The second is immigration policy. France actively accepted immigrants against the backdrop of a sharp decline in population after World War II. It became necessary to have a large amount of labor at a low price, so we accepted foreign workers. Later, against the backdrop of the slowdown in the economy after the oil shock in 1974, the door to accepting immigrants was closed in principle, and it seems that the flow of migration from labor immigrants to family calls and asylum applications was replaced. If you look at the World Cup squad, as you know, the children of immigrants are playing a big role. Kylian Mbappe, a 19-year-old winner of the Young Player Award, said his father is Cameroonian and his mother is Algerian. This seems to be because associations and clubs are trying to strengthen their skills by opening their doors to immigrant children and players of other nationalities born in foreign countries without limiting race.
However, immigration policy in France also naturally has light and shadow. The impact of accepting immigrants on the labor market and wages. In addition, the increase in social costs from the viewpoint of social security and public order maintenance is a shadow part. In Japan, it seems that this week the government held a meeting to consider acceptance standards and support measures for foreign workers. In fact, it seems that the number of foreign workers in Japan has already exceeded 1.2 million. It includes a technical intern training program and up to 28 hours of part-time work per week for international students. Of course, the acceptance of foreign workers and immigration policies are two different things. Foreign workers are “people who come to Japan to work and earn money”, and they are people who leave their families at home and come to Japan and return home after work.
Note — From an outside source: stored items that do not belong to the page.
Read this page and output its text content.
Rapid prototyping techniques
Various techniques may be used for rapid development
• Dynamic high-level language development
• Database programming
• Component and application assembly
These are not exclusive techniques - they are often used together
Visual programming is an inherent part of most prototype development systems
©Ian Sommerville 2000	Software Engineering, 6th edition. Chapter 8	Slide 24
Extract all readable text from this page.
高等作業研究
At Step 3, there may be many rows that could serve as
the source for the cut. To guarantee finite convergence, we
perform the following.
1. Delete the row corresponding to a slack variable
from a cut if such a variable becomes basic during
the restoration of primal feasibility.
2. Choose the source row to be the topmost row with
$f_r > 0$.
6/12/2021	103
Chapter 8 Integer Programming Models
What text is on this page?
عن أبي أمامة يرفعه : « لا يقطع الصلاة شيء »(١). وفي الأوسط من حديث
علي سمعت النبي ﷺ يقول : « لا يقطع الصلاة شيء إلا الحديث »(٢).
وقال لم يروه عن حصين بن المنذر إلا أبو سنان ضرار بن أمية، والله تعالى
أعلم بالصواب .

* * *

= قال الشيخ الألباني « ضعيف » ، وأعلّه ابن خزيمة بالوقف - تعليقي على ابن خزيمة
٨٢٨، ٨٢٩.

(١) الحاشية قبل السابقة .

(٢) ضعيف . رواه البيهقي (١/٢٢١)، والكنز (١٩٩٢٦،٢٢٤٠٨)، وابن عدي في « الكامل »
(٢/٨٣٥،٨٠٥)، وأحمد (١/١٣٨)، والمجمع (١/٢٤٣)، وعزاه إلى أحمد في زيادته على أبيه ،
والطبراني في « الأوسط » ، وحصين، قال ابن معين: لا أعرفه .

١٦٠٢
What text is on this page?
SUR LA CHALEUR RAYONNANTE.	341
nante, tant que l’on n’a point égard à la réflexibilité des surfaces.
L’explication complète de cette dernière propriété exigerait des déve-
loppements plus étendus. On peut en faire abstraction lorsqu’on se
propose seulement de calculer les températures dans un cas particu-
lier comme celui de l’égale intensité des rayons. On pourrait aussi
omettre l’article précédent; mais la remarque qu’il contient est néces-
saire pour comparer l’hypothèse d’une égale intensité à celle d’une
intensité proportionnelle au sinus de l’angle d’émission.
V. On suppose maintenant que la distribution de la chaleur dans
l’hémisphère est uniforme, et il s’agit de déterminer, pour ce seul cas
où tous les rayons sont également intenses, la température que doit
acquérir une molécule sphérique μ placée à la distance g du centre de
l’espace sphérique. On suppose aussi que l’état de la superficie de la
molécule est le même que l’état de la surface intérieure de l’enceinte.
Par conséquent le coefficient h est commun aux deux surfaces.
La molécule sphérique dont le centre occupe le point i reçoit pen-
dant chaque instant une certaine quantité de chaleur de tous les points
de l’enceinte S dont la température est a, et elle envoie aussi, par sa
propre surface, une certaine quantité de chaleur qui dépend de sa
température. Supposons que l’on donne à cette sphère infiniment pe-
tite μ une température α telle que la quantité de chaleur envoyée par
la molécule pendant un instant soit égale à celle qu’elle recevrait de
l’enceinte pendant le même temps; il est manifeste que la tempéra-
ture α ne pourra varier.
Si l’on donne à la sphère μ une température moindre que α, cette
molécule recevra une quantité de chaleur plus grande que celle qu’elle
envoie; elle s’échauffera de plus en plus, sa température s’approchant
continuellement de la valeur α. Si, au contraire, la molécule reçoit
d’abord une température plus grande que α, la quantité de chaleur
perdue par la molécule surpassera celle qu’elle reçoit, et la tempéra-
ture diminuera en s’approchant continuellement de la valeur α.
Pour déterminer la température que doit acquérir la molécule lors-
I don’t spend as much money as I earn in Japan as possible. On the other hand, immigrants come to Japan “to live and live”, and basically they also spend money in Japan, and they settle down and become members of society. The current policy is to increase the number of foreign workers but not to allow immigration. Personally, I am a little doubtful that this policy will continue to hold. I think it will be time to learn the light and shadow of the immigration policies of France and other countries and to make a big change of direction.
This blog started with the soccer World Cup, but it wasn’t directly related to the solutions provided by Stratus. To tie the story to a conclusion, in the city of Paris, France, the winner, Croatia, the runner-up, and Belgium, the third-place finisher, the services provided by Stratus servers are running. In England, Brazil, and Mexico, payments are made using services provided by Stratus servers, social infrastructure for electricity, gas and water is in operation, and factory manufacturing sites are in operation.
Once again, I felt our pride as a global company.